Con riferimento soltanto alla proposta riguardante il 3° comma dell’art. 19 il dott. Francesco Paciello sostiene che “l’abrogazione proposta è in contrasto con quanto previsto dalla L. 132/59, dalla L. 488/86 e dall’art. 23 del Codice della Strada”: si fa presente al riguardo che nelle controdeduzioni che ho trasmesso riguardo anche a questa affermazione, fatta peraltro senza nessuna dimostrazione, ritengo di avere dimostrato che non c’è contrasto  o che è comunque solo apparente.

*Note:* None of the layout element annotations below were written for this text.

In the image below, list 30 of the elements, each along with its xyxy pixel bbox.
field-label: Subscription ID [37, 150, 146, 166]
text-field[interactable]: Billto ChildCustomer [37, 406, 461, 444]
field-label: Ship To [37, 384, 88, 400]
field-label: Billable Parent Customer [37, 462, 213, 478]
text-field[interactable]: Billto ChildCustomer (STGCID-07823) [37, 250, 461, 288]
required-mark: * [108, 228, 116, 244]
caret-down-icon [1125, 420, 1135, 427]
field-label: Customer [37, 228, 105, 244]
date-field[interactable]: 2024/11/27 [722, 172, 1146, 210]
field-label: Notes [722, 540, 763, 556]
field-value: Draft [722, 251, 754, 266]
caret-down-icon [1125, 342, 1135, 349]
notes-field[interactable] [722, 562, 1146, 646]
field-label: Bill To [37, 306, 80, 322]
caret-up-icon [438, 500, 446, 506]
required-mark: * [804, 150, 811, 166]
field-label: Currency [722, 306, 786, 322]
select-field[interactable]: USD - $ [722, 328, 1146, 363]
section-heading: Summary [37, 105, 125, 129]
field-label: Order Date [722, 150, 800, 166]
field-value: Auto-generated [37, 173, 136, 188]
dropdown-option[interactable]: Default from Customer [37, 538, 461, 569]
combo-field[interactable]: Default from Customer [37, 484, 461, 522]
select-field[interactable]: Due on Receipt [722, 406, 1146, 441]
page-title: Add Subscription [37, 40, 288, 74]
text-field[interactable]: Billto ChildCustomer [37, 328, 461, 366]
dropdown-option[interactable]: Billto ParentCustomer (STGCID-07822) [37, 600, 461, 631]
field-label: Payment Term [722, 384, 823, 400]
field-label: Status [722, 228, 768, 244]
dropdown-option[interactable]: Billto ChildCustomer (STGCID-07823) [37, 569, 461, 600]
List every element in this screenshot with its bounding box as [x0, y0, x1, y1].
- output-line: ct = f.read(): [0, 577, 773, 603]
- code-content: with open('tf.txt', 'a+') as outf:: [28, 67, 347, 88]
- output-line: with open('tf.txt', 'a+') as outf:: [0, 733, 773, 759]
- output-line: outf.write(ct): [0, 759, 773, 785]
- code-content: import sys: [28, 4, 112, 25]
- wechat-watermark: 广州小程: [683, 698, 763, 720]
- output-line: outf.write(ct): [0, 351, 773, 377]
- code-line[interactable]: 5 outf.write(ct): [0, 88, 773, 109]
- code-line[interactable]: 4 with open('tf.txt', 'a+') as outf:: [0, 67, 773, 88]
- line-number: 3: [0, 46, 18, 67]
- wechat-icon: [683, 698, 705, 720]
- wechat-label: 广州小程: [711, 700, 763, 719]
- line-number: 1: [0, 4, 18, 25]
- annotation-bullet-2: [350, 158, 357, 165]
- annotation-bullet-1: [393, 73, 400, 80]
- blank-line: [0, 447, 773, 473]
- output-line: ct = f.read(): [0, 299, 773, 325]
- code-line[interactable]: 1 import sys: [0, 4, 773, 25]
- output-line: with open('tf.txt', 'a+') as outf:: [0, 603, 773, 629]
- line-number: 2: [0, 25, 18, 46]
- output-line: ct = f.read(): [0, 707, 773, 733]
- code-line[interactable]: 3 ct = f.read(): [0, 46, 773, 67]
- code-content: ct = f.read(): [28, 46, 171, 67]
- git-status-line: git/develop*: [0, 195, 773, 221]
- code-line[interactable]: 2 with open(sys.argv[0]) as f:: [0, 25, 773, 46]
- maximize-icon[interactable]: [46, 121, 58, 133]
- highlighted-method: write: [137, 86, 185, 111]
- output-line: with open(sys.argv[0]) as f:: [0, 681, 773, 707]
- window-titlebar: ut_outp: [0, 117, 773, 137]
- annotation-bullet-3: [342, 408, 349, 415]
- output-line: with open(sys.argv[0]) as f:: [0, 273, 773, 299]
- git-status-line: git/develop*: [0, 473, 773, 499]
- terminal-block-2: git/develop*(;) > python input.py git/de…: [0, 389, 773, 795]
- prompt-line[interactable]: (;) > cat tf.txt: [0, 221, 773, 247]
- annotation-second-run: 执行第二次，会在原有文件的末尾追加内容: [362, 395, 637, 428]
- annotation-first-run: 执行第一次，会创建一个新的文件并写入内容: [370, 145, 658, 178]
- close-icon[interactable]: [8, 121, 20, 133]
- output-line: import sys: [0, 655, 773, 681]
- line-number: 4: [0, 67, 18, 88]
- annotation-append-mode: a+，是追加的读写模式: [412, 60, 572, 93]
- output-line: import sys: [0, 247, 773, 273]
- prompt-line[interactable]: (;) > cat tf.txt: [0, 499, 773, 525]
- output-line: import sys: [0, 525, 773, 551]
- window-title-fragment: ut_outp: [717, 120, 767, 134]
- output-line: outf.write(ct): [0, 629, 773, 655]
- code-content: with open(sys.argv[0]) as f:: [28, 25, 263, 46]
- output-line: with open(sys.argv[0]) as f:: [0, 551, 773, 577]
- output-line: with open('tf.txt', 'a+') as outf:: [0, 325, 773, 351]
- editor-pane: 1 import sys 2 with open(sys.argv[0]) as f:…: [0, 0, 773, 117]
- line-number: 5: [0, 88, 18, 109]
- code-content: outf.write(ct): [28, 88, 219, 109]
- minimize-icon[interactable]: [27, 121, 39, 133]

Ne deriva che la dichiarazione riportata nel comunicato stampa deve essere intesa come un preciso “giudizio” dell’On. Ugo Cassone, che è del tutto inammissibile oltre che inaccettabile perché è stato dato anzitempo a livello personale e per giunta come “sentenza” inappellabile senza alcuna dimostrazione in qualità di Presidente della Commissione Commercio, che in tal modo viene ad influenzare il voto dei membri della Commissione quando saranno chiamati ad approvare la “relazione” di accompagno relativa alla proposta di delibera di iniziativa popolare.     

5 – Il “giudizio-sentenza” del’On. Ugo Cassone non tiene peraltro conto dei pareri di competenza dei 19 Municipi, 5 dei quali non si sono pronunciati, mentre i rimanenti 14 hanno si sono espressi in modo favorevole, senza rilevare i “notevoli elementi di illegittimità rispetto alla normativa vigente” che riscontra solo ora il Presidente della IX Commissione Commercio.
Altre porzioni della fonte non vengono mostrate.